A Confederação de Futebol da América do Norte, Central e Caribe (Concacaf) manifestou apoio formal à decisão da Fifa de retirar a proposta de venda de participação acionária ligada à Copa do Mundo. Em nota oficial divulgada no sábado (1º), a entidade criticou duramente o processo de condução do projeto, classificando a gestão do presidente Gianni Infantino como carente de transparência e governança.
O movimento da Concacaf ocorre em um cenário de crescente isolamento político da cúpula da Fifa. A Uefa, entidade máxima do futebol europeu, também se posicionou de forma contundente, citando a existência de um suposto “esquema secreto” e declarando publicamente a perda de confiança na atual administração de Infantino.
Críticas à governança e ao modelo de gestão
A Concacaf foi enfática ao declarar que a Fifa não deve ser tratada como uma empresa privada, mas sim como uma instituição mantida em confiança para o benefício do esporte mundial. Segundo a confederação, o projeto de criação da Fifa Forward Enterprise, que visava captar cerca de 4,2 bilhões de dólares (R$ 21,4 bilhões) através da venda de 20% de participação, foi conduzido sem a devida consulta aos membros.
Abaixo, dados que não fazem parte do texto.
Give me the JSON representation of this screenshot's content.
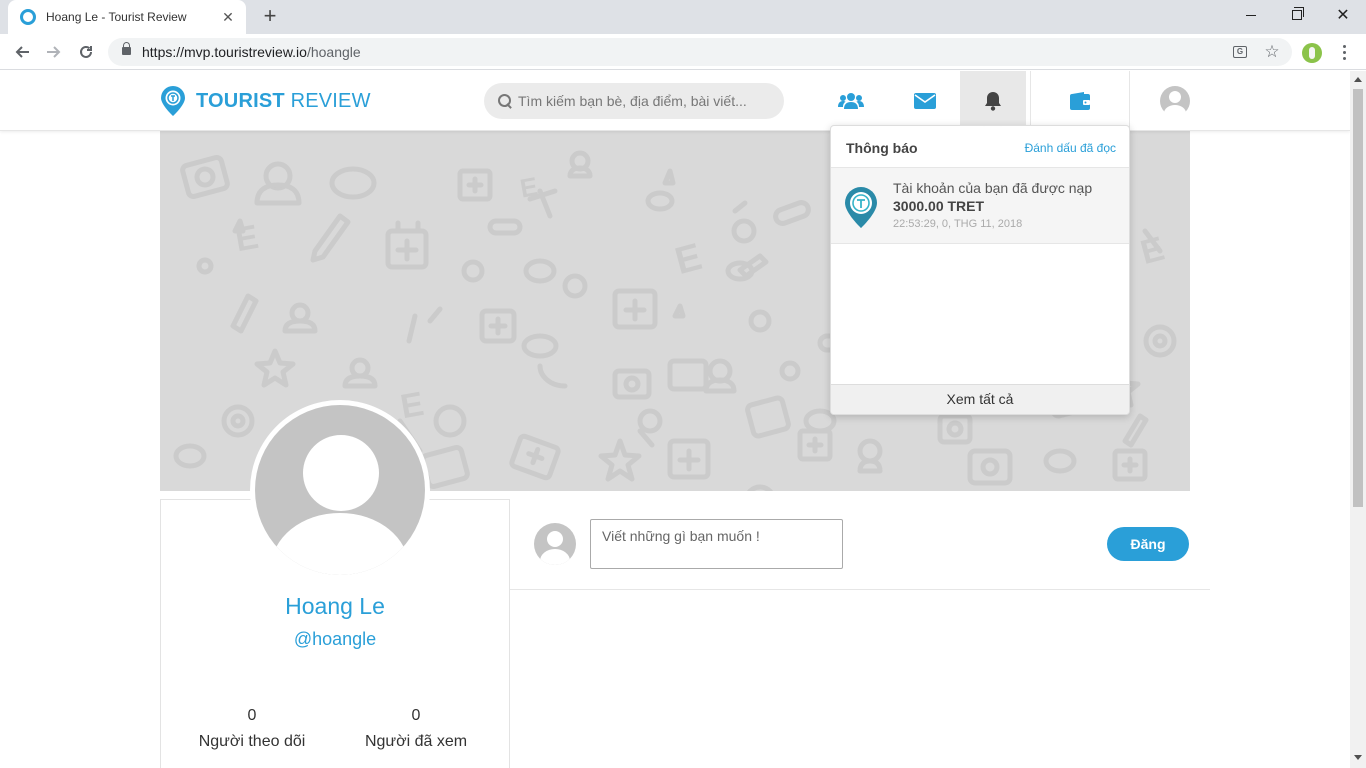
{
  "browser": {
    "tab_title": "Hoang Le - Tourist Review",
    "tab_close": "✕",
    "new_tab": "+",
    "url_host": "https://mvp.touristreview.io",
    "url_path": "/hoangle"
  },
  "site": {
    "logo_bold": "TOURIST",
    "logo_rest": " REVIEW",
    "brand_color": "#2a9fd8",
    "search_placeholder": "Tìm kiếm bạn bè, địa điểm, bài viết..."
  },
  "header_icons": [
    "friends-icon",
    "mail-icon",
    "bell-icon",
    "wallet-icon",
    "avatar-icon"
  ],
  "notifications": {
    "title": "Thông báo",
    "mark_read": "Đánh dấu đã đọc",
    "items": [
      {
        "text": "Tài khoản của bạn đã được nạp",
        "amount": "3000.00 TRET",
        "time": "22:53:29, 0, THG 11, 2018"
      }
    ],
    "view_all": "Xem tất cả"
  },
  "profile": {
    "name": "Hoang Le",
    "handle": "@hoangle",
    "stats": [
      {
        "value": "0",
        "label": "Người theo dõi"
      },
      {
        "value": "0",
        "label": "Người đã xem"
      }
    ]
  },
  "composer": {
    "placeholder": "Viết những gì bạn muốn !",
    "post_label": "Đăng"
  }
}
Para a entidade regional, a tentativa de centralizar direitos comerciais e a operação de torneios globais sob uma nova estrutura societária é um sintoma de uma liderança que prioriza o poder em detrimento dos interesses do futebol. A nota reforça que, quando o dever fiduciário de servir às associações não é cumprido, a responsabilização dos dirigentes torna-se uma medida inegociável.
O impacto da proposta de 20 bilhões de dólares
O projeto, que havia sido confirmado na terça-feira (28), previa a criação de uma subsidiária avaliada em 20 bilhões de dólares (R$ 102,3 bilhões). A iniciativa gerou uma onda de resistência interna, culminando no boicote anunciado pela Uefa a competições organizadas pela Fifa. A pressão externa foi determinante para que a entidade global recuasse na última sexta-feira (31).
A Concacaf destacou que o futuro da Copa do Mundo, considerado o maior ativo do futebol mundial, foi colocado em risco por decisões tomadas fora dos marcos de governança estabelecidos. A confederação elogiou a postura de suas 41 associações-membro, que mantiveram a unidade em defesa da integridade institucional e dos princípios de transparência.
Próximos passos e a busca por responsabilização
Diante do desgaste político, a Concacaf anunciou que seus representantes no Conselho da Fifa atuarão de forma direta para garantir que as falhas de governança sejam corrigidas. O objetivo é utilizar os procedimentos previstos nos estatutos da organização para assegurar que a tomada de decisão volte a ser coletiva e transparente.
A entidade também reafirmou seu compromisso com o programa Fifa Forward, buscando formas de distribuir parte das reservas financeiras para o desenvolvimento do futebol na região. Conforme detalhado pela Fifa em comunicados anteriores, a gestão de recursos deve ser pautada pela sustentabilidade, sem comprometer o futuro compartilhado das associações-membro.